Sparkling Pointe Winery in Southold has a Hallo-Wine happening on Sunday, with tastings of three of its Cuvee Carnaval sparkling wines paired with Disset Chocolate truffles and s'mores-style treats. The tastings will be held from 11 a.m. to 4:30 p.m. and are $35 per person. Reservations should be made in advance on Resy.
Following Halloween on Wednesday is Dia de los Muertos, and La Fondita and Coche Comedor in Amagansett will have special a la carte Mexican dishes to celebrate. Coche's specials are a bread soup with tomatoes, shredded pork, and chile guajillo; wood roasted turkey with mole negro and braised Swiss chard, and a double-layer carrot cake with cream cheese frosting for dessert.
La Fondita's menu for the day will include a selection of tamales filled with chicken, pork, or cheese, each in a special sauce with different preparations.

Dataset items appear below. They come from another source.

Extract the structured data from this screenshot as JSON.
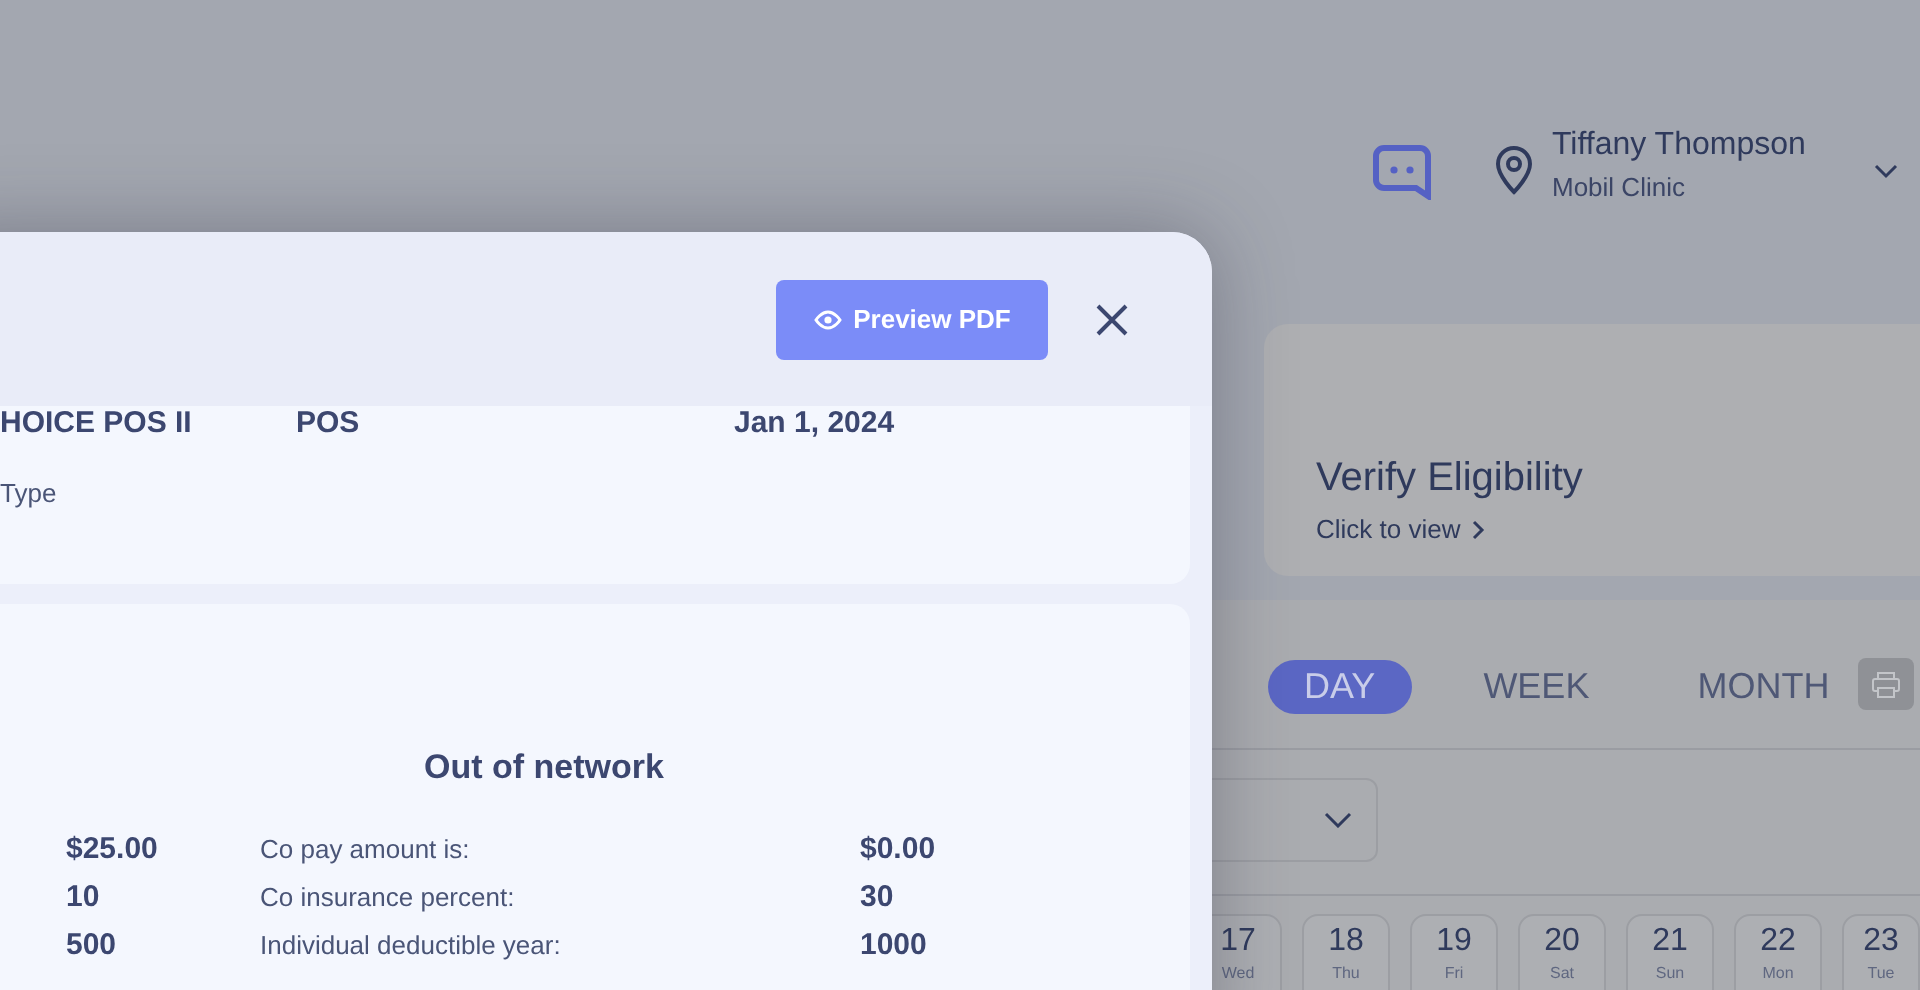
{
  "header": {
    "user_name": "Tiffany Thompson",
    "location": "Mobil Clinic"
  },
  "eligibility_card": {
    "title": "Verify Eligibility",
    "link": "Click to view"
  },
  "view_tabs": [
    {
      "label": "DAY",
      "selected": true
    },
    {
      "label": "WEEK",
      "selected": false
    },
    {
      "label": "MONTH",
      "selected": false
    }
  ],
  "date_strip": [
    {
      "day": "17",
      "weekday": "Wed"
    },
    {
      "day": "18",
      "weekday": "Thu"
    },
    {
      "day": "19",
      "weekday": "Fri"
    },
    {
      "day": "20",
      "weekday": "Sat"
    },
    {
      "day": "21",
      "weekday": "Sun"
    },
    {
      "day": "22",
      "weekday": "Mon"
    },
    {
      "day": "23",
      "weekday": "Tue"
    }
  ],
  "modal": {
    "preview_button": "Preview PDF",
    "plan": {
      "cells": [
        "HOICE POS II",
        "POS",
        "Jan 1, 2024"
      ],
      "caption": "Type"
    },
    "out_of_network": {
      "title": "Out of network",
      "rows": [
        {
          "in_network_value": "$25.00",
          "label": "Co pay amount is:",
          "value": "$0.00"
        },
        {
          "in_network_value": "10",
          "label": "Co insurance percent:",
          "value": "30"
        },
        {
          "in_network_value": "500",
          "label": "Individual deductible year:",
          "value": "1000"
        }
      ]
    }
  }
}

Churros with warm Mexican chocolate sauce and champurrado, a warm drink made from corn flour, milk, Mexican chocolate, and cinnamon, will be available for dessert.
Wine and Dine
Nick and Toni's wine dinners return for the off season beginning next Thursday, with destination-focused wine tastings and pairings with dishes inspired by the chosen region. Chimene Macnaughton, the East Hampton restaurant's beverage director, and Jacques Franey of Domaine Franey Wines and Spirits of East Hampton produce the evenings.
The first dinner will be "a tale of two Tuscanies" and will feature Kevin Russell, the Italian portfolio manager for David Bowler Wine, who will serve as the evening's guide through the region's "classico" and "super" wine varieties.
Courtney Sypher-Barylski, the restaurant's chef de cuisine, and Kelsey Roden, its executive pastry chef, have devised and will prepare four courses to match the wines presented. A reception prior to the dinner provides a light welcoming quaff and passed appetizers. The appetizers will include stuffed olives, a warm fried dough with anchovy and sea salt, crispy zucchini blossoms, an artichoke frittata, chicken liver crostini, and a mixed meat and cheese platter. The wine to be served is a carignan rose.
During the first course of local squid, tomato, and Swiss chard, a vermentino will be poured. Chestnut gnocchi with rabbit ragu and pecorino will be served with wines made from sangiovese and syrah for the second course. The third course is wood-roasted pork belly and cannellini beans with cabernet sauvignon and sangiovese wines. Dessert is a rich dark chocolate cake with bitter cocoa and an almond cookie paired with a verduzzo friulano.
Tickets, which must be purchased in advance on Resy, are $165. Special event pricing on the wines served during dinner will be available through Domaine Franey the night of the dinner only.
Turkeys Are Nervous
It is not too early to be thinking about Thanksgiving, and Loaves and Fishes in Sagaponack is already taking orders for its oven-ready whole turkeys and turkey breasts. With soups, stuffing, potatoes, cornbread, cranberry sauce, and vegetable options to reheat, the holiday meal can be ready with minimal mess and effort. Pies, cakes, gluten-free options, and turkey cookies can be ordered from the bakery.
This column has been updated, and differs from the print edition, to include some late announcements.